The hospital has 21 full-time doctors in eight departments: General medicine, General Surgery, gynaecology, Paediatrics, ophthalmology, anaesthesiology, physiotheraphy and orthopediatrics. These are supplemented with a clinical laboratory, digital X-ray unit, ultrasound scan, operation theater, casualty department, ambulance, treadmill, intensive care unit, and blood bank facilities. Additionally, specialists in the field of urology, pulmonology, cardiology, psychiatry, dermatology and dental surgery are regularly engaged on an ad hoc basis for the patients with weekly once OPDs.

== Developments ==
The hospital, which is visited by about 600 outpatients daily, also has 197 beds for inpatients, including the 2016 addition of a 100-bed surgical ward.

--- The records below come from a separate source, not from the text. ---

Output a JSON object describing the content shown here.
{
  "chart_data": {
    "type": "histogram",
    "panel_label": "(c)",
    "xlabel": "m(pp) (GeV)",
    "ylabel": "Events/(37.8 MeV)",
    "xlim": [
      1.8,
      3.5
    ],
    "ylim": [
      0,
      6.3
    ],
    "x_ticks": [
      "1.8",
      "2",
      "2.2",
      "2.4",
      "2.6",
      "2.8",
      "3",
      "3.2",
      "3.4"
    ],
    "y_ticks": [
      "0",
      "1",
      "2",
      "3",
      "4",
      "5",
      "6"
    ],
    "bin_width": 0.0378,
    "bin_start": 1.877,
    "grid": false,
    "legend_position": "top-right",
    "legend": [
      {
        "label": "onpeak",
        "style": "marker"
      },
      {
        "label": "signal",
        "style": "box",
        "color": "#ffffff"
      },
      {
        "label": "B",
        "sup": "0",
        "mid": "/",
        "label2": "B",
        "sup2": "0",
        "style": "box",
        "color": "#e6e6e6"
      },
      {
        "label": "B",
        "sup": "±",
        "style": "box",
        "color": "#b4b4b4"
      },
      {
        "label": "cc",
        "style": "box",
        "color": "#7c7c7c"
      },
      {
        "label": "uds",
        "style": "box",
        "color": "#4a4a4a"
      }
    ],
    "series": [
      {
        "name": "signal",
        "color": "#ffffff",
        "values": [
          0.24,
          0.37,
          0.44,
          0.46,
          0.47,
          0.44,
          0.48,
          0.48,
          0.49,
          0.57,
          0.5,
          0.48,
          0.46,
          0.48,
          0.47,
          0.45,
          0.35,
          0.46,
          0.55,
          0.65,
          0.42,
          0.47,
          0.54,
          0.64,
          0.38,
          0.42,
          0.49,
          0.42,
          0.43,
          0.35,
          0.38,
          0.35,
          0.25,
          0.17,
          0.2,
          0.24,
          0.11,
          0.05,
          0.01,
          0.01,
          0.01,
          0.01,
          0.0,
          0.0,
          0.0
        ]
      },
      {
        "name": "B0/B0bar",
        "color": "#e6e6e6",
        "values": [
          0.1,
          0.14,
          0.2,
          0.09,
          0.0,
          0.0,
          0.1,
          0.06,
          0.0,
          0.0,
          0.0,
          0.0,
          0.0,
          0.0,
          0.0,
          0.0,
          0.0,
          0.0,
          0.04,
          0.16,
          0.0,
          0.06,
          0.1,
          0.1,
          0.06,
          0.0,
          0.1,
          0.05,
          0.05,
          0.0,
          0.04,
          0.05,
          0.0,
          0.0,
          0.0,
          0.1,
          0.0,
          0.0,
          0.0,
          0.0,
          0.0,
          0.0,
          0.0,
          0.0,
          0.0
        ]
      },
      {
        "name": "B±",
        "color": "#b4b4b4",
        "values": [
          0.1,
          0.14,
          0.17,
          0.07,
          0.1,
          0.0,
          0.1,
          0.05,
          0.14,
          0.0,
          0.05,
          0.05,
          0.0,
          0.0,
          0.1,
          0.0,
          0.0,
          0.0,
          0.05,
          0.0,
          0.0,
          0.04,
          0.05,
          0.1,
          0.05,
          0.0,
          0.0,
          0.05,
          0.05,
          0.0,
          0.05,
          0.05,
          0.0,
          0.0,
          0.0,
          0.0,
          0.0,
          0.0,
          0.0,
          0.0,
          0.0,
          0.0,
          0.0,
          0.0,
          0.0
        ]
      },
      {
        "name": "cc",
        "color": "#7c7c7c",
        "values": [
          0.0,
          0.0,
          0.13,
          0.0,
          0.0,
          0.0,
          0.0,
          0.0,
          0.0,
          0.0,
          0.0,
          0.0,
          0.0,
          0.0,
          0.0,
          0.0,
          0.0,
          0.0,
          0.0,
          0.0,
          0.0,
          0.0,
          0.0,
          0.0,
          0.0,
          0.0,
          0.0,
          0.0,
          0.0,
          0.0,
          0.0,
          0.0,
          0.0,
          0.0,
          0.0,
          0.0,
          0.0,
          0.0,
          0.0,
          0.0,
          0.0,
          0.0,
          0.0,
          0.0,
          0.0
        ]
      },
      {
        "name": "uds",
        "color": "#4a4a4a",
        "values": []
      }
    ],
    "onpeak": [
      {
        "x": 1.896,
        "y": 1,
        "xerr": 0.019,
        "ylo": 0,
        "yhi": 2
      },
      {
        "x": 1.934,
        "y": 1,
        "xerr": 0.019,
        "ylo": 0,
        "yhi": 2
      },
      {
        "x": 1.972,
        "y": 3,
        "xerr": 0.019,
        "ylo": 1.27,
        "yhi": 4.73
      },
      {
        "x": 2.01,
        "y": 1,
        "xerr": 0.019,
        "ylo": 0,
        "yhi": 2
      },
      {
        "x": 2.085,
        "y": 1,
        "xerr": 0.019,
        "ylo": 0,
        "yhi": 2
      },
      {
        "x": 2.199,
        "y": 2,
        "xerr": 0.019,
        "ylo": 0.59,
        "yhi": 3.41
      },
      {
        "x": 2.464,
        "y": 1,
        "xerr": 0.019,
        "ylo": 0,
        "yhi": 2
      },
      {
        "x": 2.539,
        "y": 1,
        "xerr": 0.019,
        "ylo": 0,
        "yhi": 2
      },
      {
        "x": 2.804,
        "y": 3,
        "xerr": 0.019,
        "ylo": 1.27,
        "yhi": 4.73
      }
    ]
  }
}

The building that once housed the isolation ward was renovated at a cost of ₹10 lakh with 12 beds for the sake of inpatients' attendants, with basic amenities for free of cost. About 5 LED television sets and playing equipment for the children at hospital were donated from the Railway Staff Benefit fund. An orthopaedic block with 57 beds was constructed at the second floor of the surgical ward, covering an area about 1000 m2 and costing ₹1.65 crore; also installed were a ₹25 lakh bed lift and an automated analyser and mechanical ventilator at a cost of ₹2.52 lakh and ₹2.99 lakh, respectively.